色々あるけど、「ベタ」なところに尽きるかもわかりませんね。雰囲気勝負というか。
なんつーかねぇ、設定とかかなりベタなんですよ。例えば、「羊のうた」っていうマンガがあるんですけど、それは「吸血鬼(ちょっと違うけど)」の一族で、人の血を吸うことに対して葛藤する、まだ若い姉と弟の話なんですけど。ね? ベタでしょ? でもねー、これがいいんですねー。古き良きベタさ加減というか。もう、お姉さんなんか高校生だけど、普段家では着物ですよ。弟はもちろん学生服です。着物を着る必然性はない気もするけど、そういう雰囲気作りが大事なんです。
それで、ちょっと前に買った「幻影博覧会」なんですけど、これもやっぱり設定はベタ。先ず、舞台が大正時代半ばの帝都東京。主人公は私立探偵とその助手の女の子。で、この女の子というのが訳ありで、まだ中学高校生くらいなのに、学校には行かずに事務所で働いてて、「相棒」と称する大型犬を飼っていて、やたら色んなこと知ってて、素性もよくわからない。
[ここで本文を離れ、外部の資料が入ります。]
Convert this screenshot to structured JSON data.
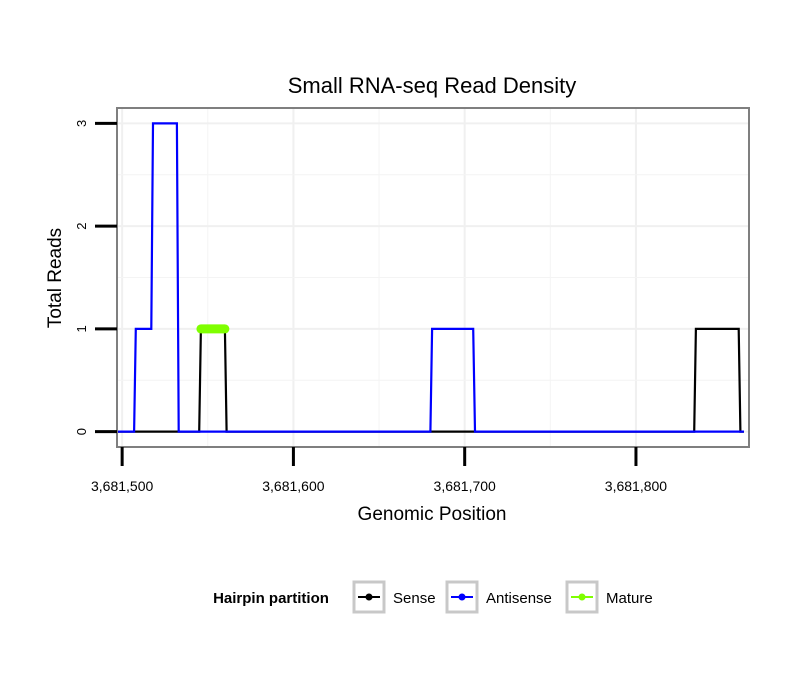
{
  "chart_data": {
    "type": "line",
    "title": "Small RNA-seq Read Density",
    "xlabel": "Genomic Position",
    "ylabel": "Total Reads",
    "xlim": [
      3681497,
      3681866
    ],
    "ylim": [
      -0.15,
      3.15
    ],
    "x_ticks": [
      3681500,
      3681600,
      3681700,
      3681800
    ],
    "x_tick_labels": [
      "3,681,500",
      "3,681,600",
      "3,681,700",
      "3,681,800"
    ],
    "y_ticks": [
      0,
      1,
      2,
      3
    ],
    "y_tick_labels": [
      "0",
      "1",
      "2",
      "3"
    ],
    "grid": true,
    "legend": {
      "title": "Hairpin partition",
      "position": "bottom",
      "items": [
        "Sense",
        "Antisense",
        "Mature"
      ]
    },
    "series": [
      {
        "name": "Sense",
        "color": "#000000",
        "x": [
          3681497,
          3681545,
          3681546,
          3681560,
          3681561,
          3681567,
          3681700,
          3681834,
          3681835,
          3681860,
          3681861,
          3681863
        ],
        "y": [
          0,
          0,
          1,
          1,
          0,
          0,
          0,
          0,
          1,
          1,
          0,
          0
        ]
      },
      {
        "name": "Antisense",
        "color": "#0000ff",
        "x": [
          3681497,
          3681507,
          3681508,
          3681517,
          3681518,
          3681532,
          3681533,
          3681680,
          3681681,
          3681705,
          3681706,
          3681863
        ],
        "y": [
          0,
          0,
          1,
          1,
          3,
          3,
          0,
          0,
          1,
          1,
          0,
          0
        ]
      },
      {
        "name": "Mature",
        "color": "#7fff00",
        "x": [
          3681546,
          3681560
        ],
        "y": [
          1,
          1
        ]
      }
    ]
  }
}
ね? ベタでしょ? でも、やっぱりこれがいいんだな。もう、なんか俺の心の琴線に触れまくってる! こういうベタな感じがやっぱ俺スゲー好きだ! もっとみんな書けよ、こーゆーの!
でも、ベタなんだけど、読んでるこっちが恥ずかしいってのはないんですね。「逆に面白い」とかではないんです。本気で面白い。
多分、絵の魅力というのもありますね。人物なんかは割に最近のマンガの感じなんだけど、タッチというか、全体的に劇画調なんですね。背景の陰や模様なんかもほとんど手で描いてるし、派手なトーンなんかほとんど使ってない。物語と絵がすごく合ってる感じがします。もし、この話が最近よくあるアニメっぽい感じの絵で描かれてたら、多分読まないと思います。やっぱ、絵って大事っスよね。
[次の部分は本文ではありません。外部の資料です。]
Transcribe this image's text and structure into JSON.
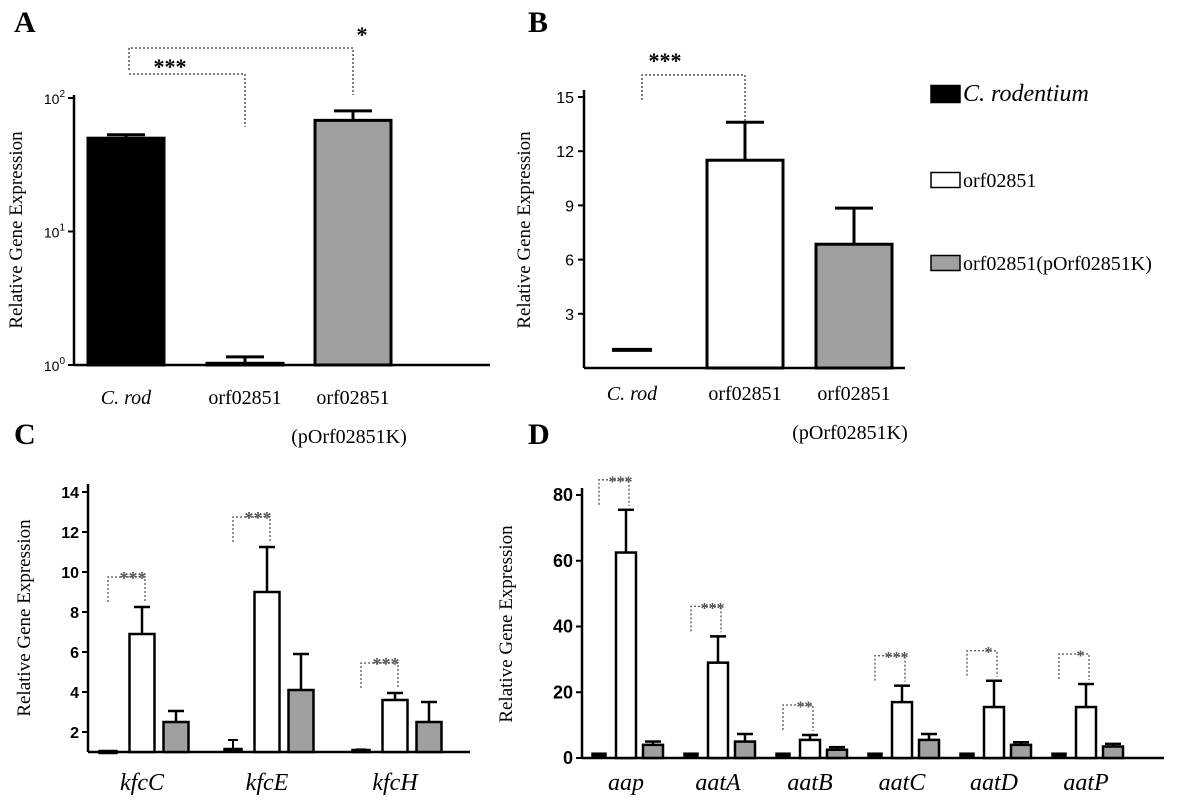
{
  "chart_data": [
    {
      "panel": "A",
      "type": "bar",
      "ylabel": "Relative Gene Expression",
      "yscale": "log",
      "ylim": [
        1,
        100
      ],
      "ticks": [
        {
          "base": "10",
          "exp": "0"
        },
        {
          "base": "10",
          "exp": "1"
        },
        {
          "base": "10",
          "exp": "2"
        }
      ],
      "categories": [
        {
          "label": "C. rod",
          "italic": true,
          "label2": ""
        },
        {
          "label": "orf02851",
          "italic": false,
          "label2": ""
        },
        {
          "label": "orf02851",
          "italic": false,
          "label2": "(pOrf02851K)"
        }
      ],
      "values": [
        50,
        1.03,
        68
      ],
      "errors": [
        3,
        0.12,
        12
      ],
      "fills": [
        "#000000",
        "#ffffff",
        "#a0a0a0"
      ],
      "significance": [
        {
          "from": 0,
          "to": 1,
          "label": "***"
        },
        {
          "from": 0,
          "to": 2,
          "label": "*"
        }
      ]
    },
    {
      "panel": "B",
      "type": "bar",
      "ylabel": "Relative Gene Expression",
      "ylim": [
        0,
        15
      ],
      "ticks": [
        "3",
        "6",
        "9",
        "12",
        "15"
      ],
      "categories": [
        {
          "label": "C. rod",
          "italic": true,
          "label2": ""
        },
        {
          "label": "orf02851",
          "italic": false,
          "label2": ""
        },
        {
          "label": "orf02851",
          "italic": false,
          "label2": "(pOrf02851K)"
        }
      ],
      "values": [
        1.0,
        11.5,
        6.85
      ],
      "errors": [
        0.05,
        2.1,
        2.0
      ],
      "fills": [
        "#000000",
        "#ffffff",
        "#a0a0a0"
      ],
      "significance": [
        {
          "from": 0,
          "to": 1,
          "label": "***"
        }
      ]
    },
    {
      "panel": "C",
      "type": "bar",
      "ylabel": "Relative Gene Expression",
      "ylim": [
        1,
        14
      ],
      "ticks": [
        "2",
        "4",
        "6",
        "8",
        "10",
        "12",
        "14"
      ],
      "categories": [
        "kfcC",
        "kfcE",
        "kfcH"
      ],
      "series": [
        {
          "name": "C. rodentium",
          "values": [
            1.0,
            1.1,
            1.05
          ],
          "errors": [
            0.05,
            0.5,
            0.08
          ]
        },
        {
          "name": "orf02851",
          "values": [
            6.9,
            9.0,
            3.6
          ],
          "errors": [
            1.35,
            2.25,
            0.35
          ]
        },
        {
          "name": "orf02851(pOrf02851K)",
          "values": [
            2.5,
            4.1,
            2.5
          ],
          "errors": [
            0.55,
            1.8,
            1.0
          ]
        }
      ],
      "significance": [
        "***",
        "***",
        "***"
      ]
    },
    {
      "panel": "D",
      "type": "bar",
      "ylabel": "Relative Gene Expression",
      "ylim": [
        0,
        80
      ],
      "ticks": [
        "0",
        "20",
        "40",
        "60",
        "80"
      ],
      "categories": [
        "aap",
        "aatA",
        "aatB",
        "aatC",
        "aatD",
        "aatP"
      ],
      "series": [
        {
          "name": "C. rodentium",
          "values": [
            1.0,
            1.0,
            1.0,
            1.0,
            1.0,
            1.0
          ],
          "errors": [
            0.3,
            0.3,
            0.3,
            0.3,
            0.3,
            0.3
          ]
        },
        {
          "name": "orf02851",
          "values": [
            62.5,
            29.0,
            5.5,
            17.0,
            15.5,
            15.5
          ],
          "errors": [
            13.0,
            8.0,
            1.5,
            5.0,
            8.0,
            7.0
          ]
        },
        {
          "name": "orf02851(pOrf02851K)",
          "values": [
            4.0,
            5.0,
            2.5,
            5.5,
            4.0,
            3.5
          ],
          "errors": [
            1.0,
            2.3,
            0.8,
            1.8,
            0.8,
            0.8
          ]
        }
      ],
      "significance": [
        "***",
        "***",
        "**",
        "***",
        "*",
        "*"
      ]
    }
  ],
  "legend": [
    {
      "label": "C. rodentium",
      "italic": true,
      "color": "#000000"
    },
    {
      "label": "orf02851",
      "italic": false,
      "color": "#ffffff"
    },
    {
      "label": "orf02851(pOrf02851K)",
      "italic": false,
      "color": "#a0a0a0"
    }
  ]
}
やっぱり、絵も含めてそうだけど、雰囲気作りって絶対大事だと思う。このマンガもこの女の子の正体は何だろうとか、ストーリーも気になるし、人物のキャラもちゃんと描けてて、だから面白いんだと思うけど、それらも雰囲気というか、場の設定や世界観があってのことだと思う。小説って文体が大事だって言われることがよくあるけど、それと同じことだと思う。雰囲気で読む、というのは絶対にあると思う。